With criminal recklessness, French and German imperialism are following the strategy pursued by United States in its occupation of Iraq and Afghanistan, which destroyed entire societies and led to the deaths of over one million people and the forced emigration of tens of millions.

In a war-mongering July 6 column published in Le Monde, the German Social Democratic Party deputy Nils Schmid declared that “contrary to the anti-jihadist operations in Iraq and Afghanistan, led by the United States, France and Germany carry the principal responsibility for what is happening in the Sahel. We therefore cannot abdicate responsibility to the Americans or pull out our troops free of charge!”

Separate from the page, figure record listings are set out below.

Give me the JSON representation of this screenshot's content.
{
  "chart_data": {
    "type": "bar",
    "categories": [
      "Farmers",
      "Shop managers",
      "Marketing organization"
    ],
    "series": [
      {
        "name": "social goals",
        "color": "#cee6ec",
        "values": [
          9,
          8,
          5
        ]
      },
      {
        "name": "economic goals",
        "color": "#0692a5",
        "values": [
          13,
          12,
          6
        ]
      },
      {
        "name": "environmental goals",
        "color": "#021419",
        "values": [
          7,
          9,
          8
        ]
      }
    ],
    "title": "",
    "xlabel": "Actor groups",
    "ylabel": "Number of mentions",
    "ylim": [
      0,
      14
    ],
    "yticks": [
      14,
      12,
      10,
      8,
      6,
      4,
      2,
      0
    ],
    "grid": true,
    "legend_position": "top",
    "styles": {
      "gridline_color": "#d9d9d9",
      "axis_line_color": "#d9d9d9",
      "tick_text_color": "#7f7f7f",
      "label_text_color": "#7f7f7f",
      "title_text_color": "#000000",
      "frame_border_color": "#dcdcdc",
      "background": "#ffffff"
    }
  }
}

Indeed, France and Germany are using the occupation of the Sahel as a testing ground for the methods developed by the United States in its decades-long “war on terror” in the Middle East. France is already operating armed drones from Niger for targeted assassinations. Germany is planning to deploy drones to the region. French President Emmanuel Macron travelled to Mauritania on June 30 to an international summit with the G5 leaders to announce a further intensification of the intervention and even closer collaboration with the G5.

The latest HRW report has received scant coverage in the French-language media and no comment from the French government. One can only imagine the wall-to-wall media editorials, government denunciations, and threats of sanctions that would follow if such documented atrocities were committed by militaries working with the armies of Iran, China or Russia.